Protein content in cell culture media after 24‐hour treatment with IL‐1β (5 ng/mL) (A through D), IL‐33 (100 ng/mL) (E through G), or IL‐36γ (100 ng/mL) (H through J) in the presence of anti‐IL1RAP (20 μg/mL) or matching isotype control antibody. In (A), a proximity extension assay (Olink proteomics) using the inflammation panel was analyzed. Data are shown as FC of NPX units (log2) by anti‐IL1RAP compared with cytokine treatment alone and represents proteins with significant downregulation (P<0.05), FC >0.58, and Benjamini–Hochberg FDR <0.1 (n=3). ELISA was used to detect IL‐6 in (B), (E), and (H); IL‐8 in (C), (F), and (I); and MCP‐1 in (D), (G), and (J). Data are shown as mean±SD (n=3), ANOVA *P<0.05, **P<0.01, ***P<0.001. CCL4 indicates C‐C motif chemokine 4; expr, expression; FC, fold change; FDR, false discovery rate; IL, interleukin; IL1RAP, interleukin 1 receptor associated protein; LIF, leukemia inhibitory factor; MCP‐3, monocyte chemotactic protein 3; NPX, normalized protein expression; ns, not significant; and OPG, osteoprotegerin.
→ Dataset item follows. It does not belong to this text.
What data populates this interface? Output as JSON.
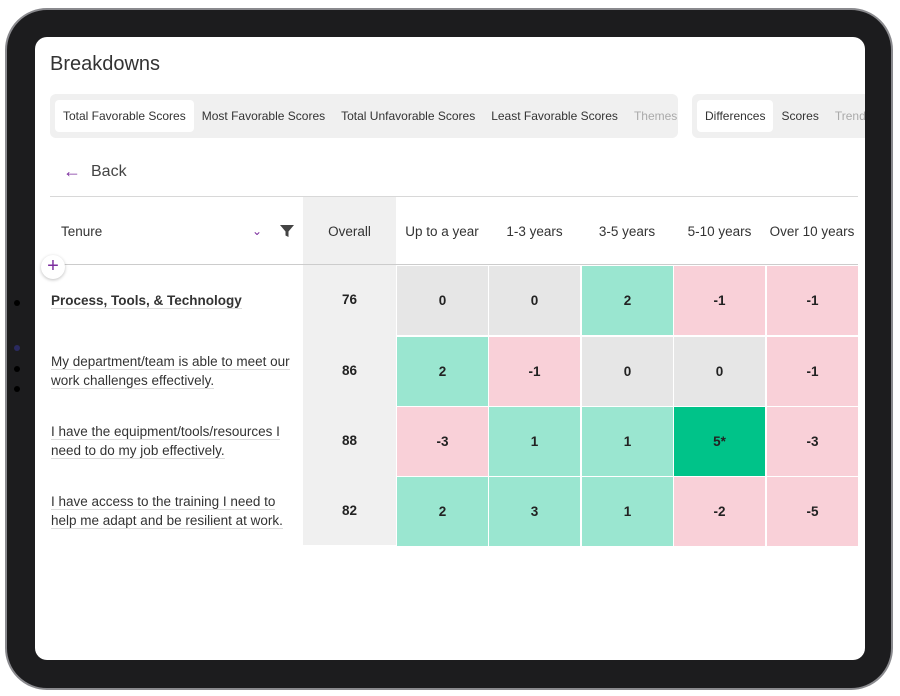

Figure 3. Effect of IL1RAP‐blocking antibodies on gene expression of inflammatory cytokines in endothelial cells.

HUVECs were treated for 4 hours with (A through C) IL‐1β (5 ng/mL), or (D through F) IL‐33 (100 ng/mL), or (G through I) IL‐36γ (100 ng/mL) in the presence of anti‐IL1RAP (20 μg/mL) or matching isotype control antibody. The mRNA expression was measured by RT‐qPCR of IL6 in (A), (D), and (G); IL8 in (B), (E), and (H); and MCP1 in (C), (F), and (I). Data are shown as mean±SD (n=3), ANOVA *P<0.05, **P<0.01, ***P<0.001. HUVECs indicates human umbilical vein endothelial cells; IL, interleukin; IL1RAP, interleukin 1 receptor associated protein; ns, not significant; and RT‐qPCR, real‐time quantitative polymerase chain reaction.

Figure 4. IL1RAP expression correlates to markers of inflammation in human atherosclerotic plaques.

Microarray data from the Gene Expression Omnibus database were used for correlation analysis of IL1RAP and (A) IL6, (B) IL8, (C) MCP‐1, (D) LIF, (E) OPG, (F) CCL4, and (G) MCP‐3 in human atherosclerotic plaque tissue (n=32 biological replicates).

Figure 5. Endothelial adhesion markers and neutrophil adhesion to endothelium are reduced by IL1RAP blocking antibodies.

HUVECs were treated with (A through D) IL‐1β (5 ng/mL), or (E through H) IL‐33 (100 ng/mL), or (I through L) IL‐36γ (100 ng/mL) in the presence of anti‐IL1RAP (20 μg/mL) or matching isotype control antibody. The mRNA expression was measured after 4 hours of treatment by RT‐qPCR of ICAM1 in (A), (E), and (I); VCAM1 in (B), (F), and (J); and SELE in (C), (G), and (K). HUVECs treated for 24 hours ([D], [H], and [L]) were coincubated with calcein‐AM‐labeled neutrophils obtained from human polymorphonucleated leukocytes isolation. Neutrophil adhesion was detected as number of fluorescent neutrophils attached to HUVECs after 30 minutes of coincubation at 37 °C in 5% CO₂ (n=3–5). Data are shown as mean±SD, ANOVA *P<0.05, **P<0.01, ***P<0.001. Correlation analysis of microarray data of IL1RAP and (M) ICAM1, (N) VCAM1, and (O) SELE from the Gene Expression Omnibus database of human atherosclerotic plaques (n=32 biological replicates). HUVECs indicates human umbilical vein endothelial cells; IL, interleukin; IL1RAP, interleukin 1 receptor associated protein; ns, not significant; and RT‐qPCR, real‐time quantitative polymerase chain reaction.

Figure 6. Reduction of IL‐1β‐induced endothelial permeability and NF‐κB signaling by IL1RAP blocking antibodies.

HUVECs were treated with (A through C) IL‐1β (5 ng/mL), or (D) IL‐33 (100 ng/mL, n=1), or (E) IL‐36γ (100 ng/mL, n=1) in the presence of anti‐IL1RAP (20 μg/mL) or a matching isotype control antibody. A, Permeability assay of FITC‐dextran on HUVECs. Permeability through the endothelial monolayer after 24 hours of treatment was measured as fluorescence intensity relative to control (n=3). B through E, IκBα protein expression was measured after 30 minutes of treatment by Western blot. GAPDH protein expression was analyzed as a loading control. B, Representative blots of (C) that show quantification and treatments (n=3). A and C, Data are shown as mean±SD, ANOVA *P<0.05, **P<0.01, ***P<0.001. FITC indicates fluorescein isothiocyanate; GAPDH, glyceraldehyde‐3‐phosphate dehydrogenase; HUVECs, human umbilical vein endothelial cells; IL, interleukin; IL1RAP, interleukin 1 receptor associated protein; IκBα, inhibitory κBα; and NF‐κB, nuclear factor κB.